Addiction can sneak up on you quickly and can happen to anyone. As time progresses, dependence on the drug can take over your world—making it harder to do routine activities like hold down a job or function without opioids. The cost of affording opioids long-term and the constant fear of overdosing can also build up and make life miserable.

Withdrawal symptoms are common

It doesn’t take long for your body to get hooked or for your body to go through withdrawals. Talk to your doctor if you’re experiencing symptoms of opioid withdrawal, including: anxiety, rapid heartbeat, nausea, abdominal pain, jitteriness, and vomiting.

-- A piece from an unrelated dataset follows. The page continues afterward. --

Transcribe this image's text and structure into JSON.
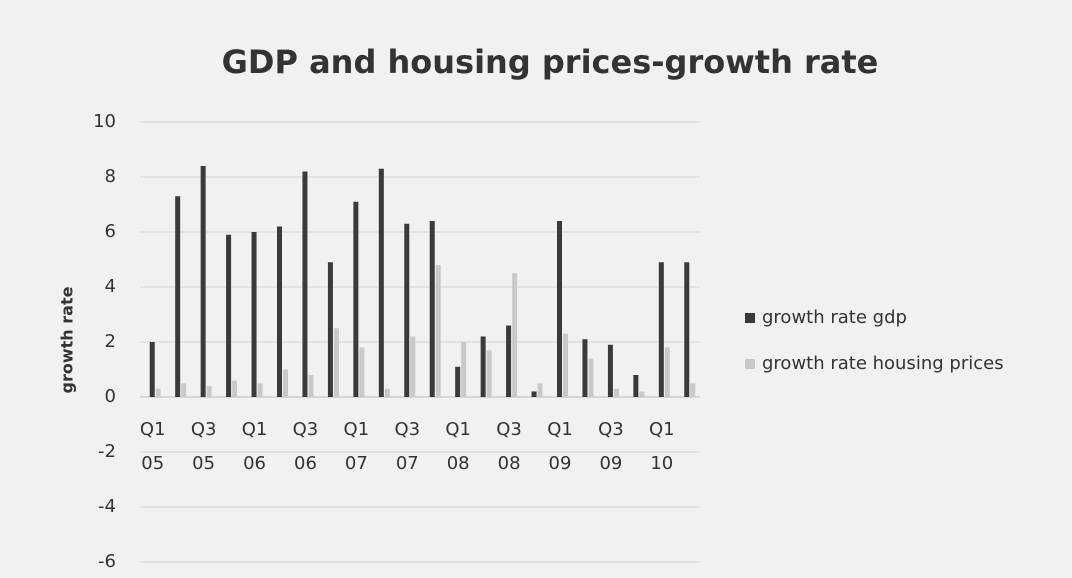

TIP: Dispose of unused pills

Keeping old prescriptions “just in case” can lead to misuse, especially when stored in the medicine cabinet.

risk of addiction

Opioid Overdose

Signs of an overdose

  • Awake, but unable to talk to respond
  • Limp posture
  • Pale or clammy face
  • Blue fingernails and lips
  • Skin color changes (lighter tones turn purple and darker tones turn grayish or ashen)
  • Slow, shallow, or stopped breathing
  • Slow, erratic, or no pulse
  • Choking sounds or a snore-like gurgling noise (sometimes called the “death-rattle”)

Naloxone can reverse an overdose

Naloxone (or Narcan ®) is the only drug that can reverse the effects of an opioid overdose. When administered in time through a nasal spray or injection, it can almost instantaneously restore breathing back to normal after it’s slowed or stopped. Naloxone is available at pharmacies in Georgia without a prescription. However, you can request a prescription from your doctor to keep on hand while taking prescription opioids.

risk of addiction

Other Treatments for Pain

Opioid addiction can happen in just a few days and the longer you use, the more the risk increases. Check out the list of options below that have been proven to manage pain more effectively long-term. Talk with your doctor about possible alternatives for pain management.

Safer Treatments to Try:

  • Chiropractor
  • Acupuncture
  • Physical therapy
  • Massage
  • Exercise
  • Yoga
  • Stretching
  • Over-the-counter pain meds


If your pain remains high or continues longer than expected, reach out to your doctor. They can evaluate you to make sure you are healing properly or recommend a treatment that best fits your lifestyle.